I am going to take a quick survey of you. Who do you feel the most comfortable with? How many would say God the Father when you pray? If I were to ask who are you most comfortable with, would you answer God the Son, Jesus? Raise your hand if you feel more comfortable with Jesus. Now how about God the Holy Spirit? Raise your hand if you relate most to the Holy Spirit. I can see that it is a little bit different for everybody on who we relate to. What I would encourage you to do on this Trinity Sunday is ask whoever you most relate to, the Father, the Son or The Holy Spirit, to reveal to you the other two persons of the Trinity. If you are most comfortable with God, I would encourage you to say, “God the Father, help me to know Jesus. Help me to know the Holy Spirit.” If you relate most to Jesus say, “Jesus, help me to know your Father and the Holy Spirit.” Do the same thing if you relate to the Holy Spirit and say, “Help me to know Jesus more. Help me to know the Father more.”
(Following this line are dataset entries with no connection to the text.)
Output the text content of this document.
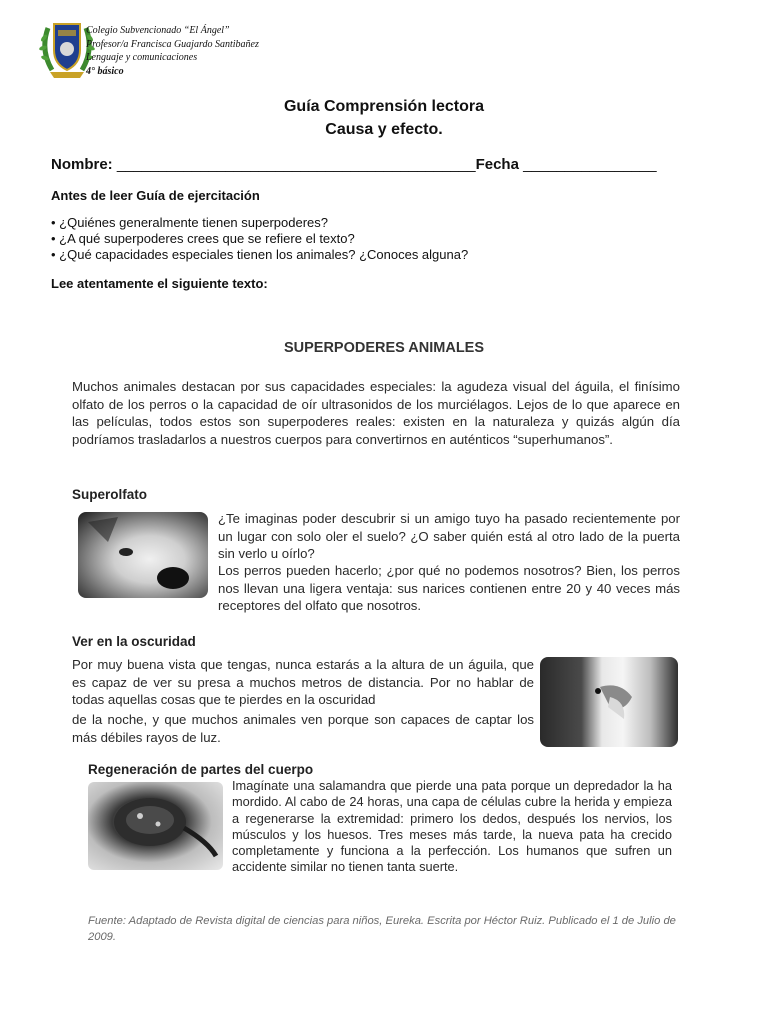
Colegio Subvencionado “El Ángel”
Profesor/a Francisca Guajardo Santibañez
Lenguaje y comunicaciones
4° básico
Guía Comprensión lectora
Causa y efecto.
Nombre: ___________________________________________Fecha ________________
Antes de leer Guía de ejercitación
• ¿Quiénes generalmente tienen superpoderes?
• ¿A qué superpoderes crees que se refiere el texto?
• ¿Qué capacidades especiales tienen los animales? ¿Conoces alguna?
Lee atentamente el siguiente texto:
SUPERPODERES ANIMALES
Muchos animales destacan por sus capacidades especiales: la agudeza visual del águila, el finísimo olfato de los perros o la capacidad de oír ultrasonidos de los murciélagos. Lejos de lo que aparece en las películas, todos estos son superpoderes reales: existen en la naturaleza y quizás algún día podríamos trasladarlos a nuestros cuerpos para convertirnos en auténticos “superhumanos”.
Superolfato
¿Te imaginas poder descubrir si un amigo tuyo ha pasado recientemente por un lugar con solo oler el suelo? ¿O saber quién está al otro lado de la puerta sin verlo u oírlo?
Los perros pueden hacerlo; ¿por qué no podemos nosotros? Bien, los perros nos llevan una ligera ventaja: sus narices contienen entre 20 y 40 veces más receptores del olfato que nosotros.
Ver en la oscuridad
Por muy buena vista que tengas, nunca estarás a la altura de un águila, que es capaz de ver su presa a muchos metros de distancia. Por no hablar de todas aquellas cosas que te pierdes en la oscuridad
de la noche, y que muchos animales ven porque son capaces de captar los más débiles rayos de luz.
Regeneración de partes del cuerpo
Imagínate una salamandra que pierde una pata porque un depredador la ha mordido. Al cabo de 24 horas, una capa de células cubre la herida y empieza a regenerarse la extremidad: primero los dedos, después los nervios, los músculos y los huesos. Tres meses más tarde, la nueva pata ha crecido completamente y funciona a la perfección. Los humanos que sufren un accidente similar no tienen tanta suerte.
Fuente: Adaptado de Revista digital de ciencias para niños, Eureka. Escrita por Héctor Ruiz. Publicado el 1 de Julio de 2009.
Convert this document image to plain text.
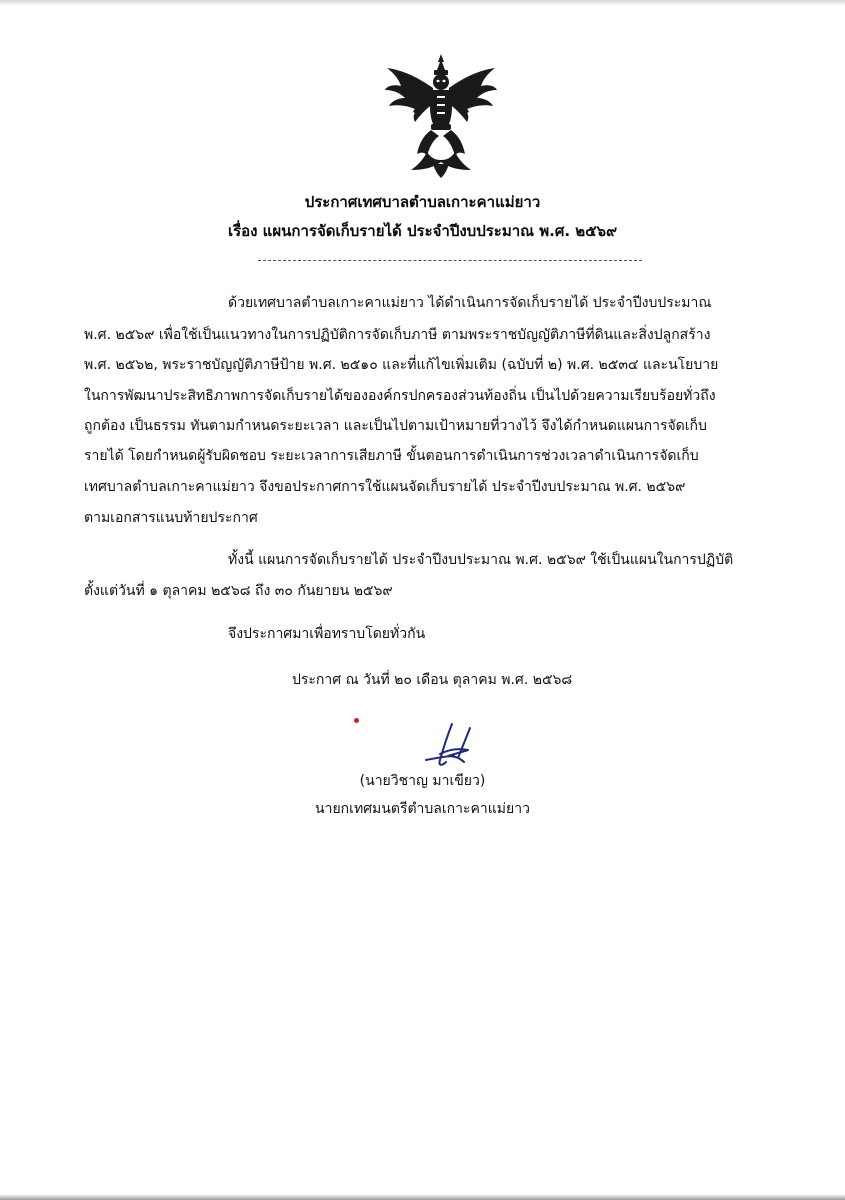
ประกาศเทศบาลตำบลเกาะคาแม่ยาว
เรื่อง แผนการจัดเก็บรายได้ ประจำปีงบประมาณ พ.ศ. ๒๕๖๙
ด้วยเทศบาลตำบลเกาะคาแม่ยาว ได้ดำเนินการจัดเก็บรายได้ ประจำปีงบประมาณ
พ.ศ. ๒๕๖๙ เพื่อใช้เป็นแนวทางในการปฏิบัติการจัดเก็บภาษี ตามพระราชบัญญัติภาษีที่ดินและสิ่งปลูกสร้าง
พ.ศ. ๒๕๖๒, พระราชบัญญัติภาษีป้าย พ.ศ. ๒๕๑๐ และที่แก้ไขเพิ่มเติม (ฉบับที่ ๒) พ.ศ. ๒๕๓๔ และนโยบาย
ในการพัฒนาประสิทธิภาพการจัดเก็บรายได้ขององค์กรปกครองส่วนท้องถิ่น เป็นไปด้วยความเรียบร้อยทั่วถึง
ถูกต้อง เป็นธรรม ทันตามกำหนดระยะเวลา และเป็นไปตามเป้าหมายที่วางไว้ จึงได้กำหนดแผนการจัดเก็บ
รายได้ โดยกำหนดผู้รับผิดชอบ ระยะเวลาการเสียภาษี ขั้นตอนการดำเนินการช่วงเวลาดำเนินการจัดเก็บ
เทศบาลตำบลเกาะคาแม่ยาว จึงขอประกาศการใช้แผนจัดเก็บรายได้ ประจำปีงบประมาณ พ.ศ. ๒๕๖๙
ตามเอกสารแนบท้ายประกาศ
ทั้งนี้ แผนการจัดเก็บรายได้ ประจำปีงบประมาณ พ.ศ. ๒๕๖๙ ใช้เป็นแผนในการปฏิบัติ
ตั้งแต่วันที่ ๑ ตุลาคม ๒๕๖๘ ถึง ๓๐ กันยายน ๒๕๖๙
จึงประกาศมาเพื่อทราบโดยทั่วกัน
ประกาศ ณ วันที่ ๒๐ เดือน ตุลาคม พ.ศ. ๒๕๖๘
(นายวิชาญ มาเขียว)
นายกเทศมนตรีตำบลเกาะคาแม่ยาว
The whole idea is that it is not just about knowing that the Trinity is God the Father, the Son and the Holy Spirit but really knowing each person of the Trinity. We can relate to each person of the Trinity. We can talk and have a relationship with God the Father, the Son and the Holy Spirit. The amazing thing is that as we get to know each one of them personally, we will get to know each one more deeply and intimately. If you hear nothing else, know what we hear in the gospel today: “God so loved the world that he gave his only Son, so that everyone who believes in him might not perish but have eternal life. Jesus did not come to condemn the world. God the Father does not want to condemn the world. The Holy Spirit does not want to condemn the world. They came that we might have life. God wants you to know his love. He wants you to know his love as Father, as Son and as Holy Spirit. Just as the bishop was trying to get that answer out of the girl, God the Father wants to get that answer out of us. He wants us to know the Trinity is Father, Son and Holy Spirit, but even more so, he wants us to know personally the Father, the Son and the Holy Spirit. I invite you to let that be your prayer and reflection on this Trinity Sunday – that each and every one of us can come to know the Trinity in a very personal and loving way.